Он попытался вспомнить. И не смог. Руки не отказали ему ни разу. Скорее всего, это произошло постепенно… Конечно. Теперь он стал припоминать: в самый первый момент, когда дом рухнул и какая-то глыба (а может, потолочная балка) пробила нары и сунулась в матрац тупым тяжелым углом и давила Ромке между лопатками, выламывая позвонки, – в этот момент он еще успел подумать, какое счастье, что ноги ему только присыпало щебнем, а не придавило, и руки целы: ведь их вполне могло оттяпать кирпичом.
Насколько позволяла высота топчана, Ромка стоял под ним на четвереньках, уперся в пол и что было сил давил вверх навстречу глыбе, а она ломала, ломала ему спину, но он не уступал, держался и только кричал от боли, выл: «А-а-а-а-а-а!!!» – кричал, но держался, потому что если б он уступил и лег на пол – это был бы конец.
Он не помнил, как это кончилось. Не знал, сколько был без памяти. Очнулся в темноте. Понял, что лежит на правом боку на остром щебне. За спиной у Ромки был все тот же матрац. «Все ясно, – подумал он, – правая рука не выдержала, подвернулась, и матрац вместе с глыбой соскользнул на пол. Прямо скажем – повезло…»
Где-то совсем рядом гремели разрывы и часто сыпались выстрелы. И горело. Ромка не слышал пламени, зато жар просачивался к нему отовсюду и душил дым. Утренний ветер еще не поднялся, понял Ромка, вот дым и оседает.
Он попробовал вспомнить, когда этому ветру будет время, но не смог: он был неважным знатоком примет, хотя сержант, надо отдать ему должное, вбивал их в Ромку при каждом удобном случае.
Потом он почувствовал дурноту, заторопился, подтянул к себе подвернутую правую руку, левой выгреб из-под бока щебень, и лег, насколько позволяло место, плашмя, прижавшись лбом и растопыренными ладонями к прохладному крашеному полу, потому что пол начал крениться, заскользил вперед по какой-то ниспадающей дуге, все быстрее и быстрее; Ромка летел на нем, как на плоту с водопада; площадка была совсем маленькой, только одному на ней и хватило бы места, она летела вниз, и конца этому падению не было видно…
На этот раз он лежал без сознания довольно долго, потому что бой к этому времени затих – ни единого выстрела он больше не слышал. Это могло означать только одно: наши получили подкрепление, отбили немцев и погнали их к границе, и там либо все успокоилось, либо наши гонят их еще дальше, иначе Ромка слышал бы отголоски боя – земля и камень проводят звук лучше любого телеграфа.
Отравление дымом было не очень серьезным – выручил-таки ветер! – но слабость отступала медленно. Она была разлита по всему телу; она сидела в каждой отравленной клеточке – тяжелый металлический комочек, – словно в каждую клеточку впрыснули шарик ртути, и кровь, обмывая их, силилась – и не могла, силилась – и не могла выкатить эти шарики из клеточек, как из гнезд.
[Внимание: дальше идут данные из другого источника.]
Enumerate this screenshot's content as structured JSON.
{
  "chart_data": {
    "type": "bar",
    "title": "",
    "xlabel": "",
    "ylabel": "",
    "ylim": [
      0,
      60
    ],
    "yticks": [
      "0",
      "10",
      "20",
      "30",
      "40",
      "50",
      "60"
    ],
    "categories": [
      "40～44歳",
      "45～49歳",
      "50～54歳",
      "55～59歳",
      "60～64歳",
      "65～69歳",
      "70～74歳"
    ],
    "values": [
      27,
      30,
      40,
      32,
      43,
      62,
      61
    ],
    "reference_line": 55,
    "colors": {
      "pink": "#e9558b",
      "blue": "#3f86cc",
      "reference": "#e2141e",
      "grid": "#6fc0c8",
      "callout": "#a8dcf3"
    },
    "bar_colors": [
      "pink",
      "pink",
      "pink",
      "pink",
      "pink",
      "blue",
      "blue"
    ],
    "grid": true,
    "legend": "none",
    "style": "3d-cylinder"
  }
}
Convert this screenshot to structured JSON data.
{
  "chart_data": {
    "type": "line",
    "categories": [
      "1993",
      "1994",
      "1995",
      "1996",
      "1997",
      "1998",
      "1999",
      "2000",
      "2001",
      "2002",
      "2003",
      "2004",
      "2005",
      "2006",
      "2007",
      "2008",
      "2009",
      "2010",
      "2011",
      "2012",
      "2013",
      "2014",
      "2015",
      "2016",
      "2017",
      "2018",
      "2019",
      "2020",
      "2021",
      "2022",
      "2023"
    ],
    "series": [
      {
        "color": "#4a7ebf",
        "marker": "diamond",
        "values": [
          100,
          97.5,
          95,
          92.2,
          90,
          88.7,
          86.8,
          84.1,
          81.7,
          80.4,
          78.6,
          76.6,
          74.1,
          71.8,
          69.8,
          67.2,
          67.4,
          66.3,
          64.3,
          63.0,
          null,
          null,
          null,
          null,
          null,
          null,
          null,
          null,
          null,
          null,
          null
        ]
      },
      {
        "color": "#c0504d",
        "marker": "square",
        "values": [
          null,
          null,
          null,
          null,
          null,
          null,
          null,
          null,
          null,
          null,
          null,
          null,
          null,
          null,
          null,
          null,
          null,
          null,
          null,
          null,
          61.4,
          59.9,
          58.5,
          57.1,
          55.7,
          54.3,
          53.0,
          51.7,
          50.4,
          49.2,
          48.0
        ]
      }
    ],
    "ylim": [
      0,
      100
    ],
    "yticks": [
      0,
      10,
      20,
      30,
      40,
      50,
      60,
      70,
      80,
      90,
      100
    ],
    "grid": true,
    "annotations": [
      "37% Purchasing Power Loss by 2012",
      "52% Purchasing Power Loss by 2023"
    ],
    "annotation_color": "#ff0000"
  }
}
Но едва Ромка почувствовал себя мало-мальски сносно, он стал выбираться. Причем очень спешил. Последнее было вполне разумно, учитывая его положение; но признаемся сразу, что побуждало Ромку к этому вовсе не опасение за собственную жизнь, как может подумать иной простодушный читатель, а тщеславие. Да, да! В отличие от нас с вами он знал еще один выход из положения, самый простой и безопасный: просто лежать и ждать. Ждать, пока ребята разгребут эту кучу и доберутся до него. В том, что это случится, и очень скоро, он был совершенно уверен. Да иначе и быть не могло! Ребята просто не могли поступить иначе; это было бы дико, это было бы противоестественно, если бы они его здесь бросили, под этим завалом, при первой же возможности не разгребли эту кучу, чтобы вытащить его на белый свет, живого или мертвого. Как только у них развяжутся руки хоть немного и они сделают перекличку и вспомнят, что Ромка Страшных остался в каталажке и его присыпало – они тут же бросятся на выручку. Факт! Если хоть один уцелеет, кто знал, что Ромка оставался здесь, – он придет и разроет этот мусор. Но – мерси! – все это приятно, конечно, однако Ромка предпочитал обойтись без посторонней помощи. Ждать, пока его спасут? – еще чего!.. Нет, сам! Только сам. А потом они станут тянуть из него подробности, а он будет снисходителен, но немногословен…
Ромка ощупал завал прямо перед собой. Кирпичи. И одиночные, и слепленные цементом в глыбы. Камней не было. Значит, его засыпала внутренняя стена. Перегородка. Впрочем, один черт.
Некоторые кирпичи «дышали», то есть их можно было шевелить. Но тут уж Ромка не хотел рисковать. Это было похоже на игру с китайскими палочками, где есть единственный запрет: когда вынимаешь палочку, ни одна «чужая» не должна шелохнуться. И Ромка едва касался поверхности кирпичей, запоминая, как они лежат и на чем держатся. Игра имела одну особенность: из завала можно было вынуть не больше четырех-пяти кирпичей подряд. Уже для шестого возле Ромки не было места. Чтобы вынимать дальше, он должен был куда-то деть эти. Куда? Выход был один: упорядочивать завал. Скажем, складывать кирпичи столбиками. Или рядочком. Но от этого было бы мало толку. Потому что Ромке нужен был лаз. Пещера. И он стал выкладывать из кирпичей свод.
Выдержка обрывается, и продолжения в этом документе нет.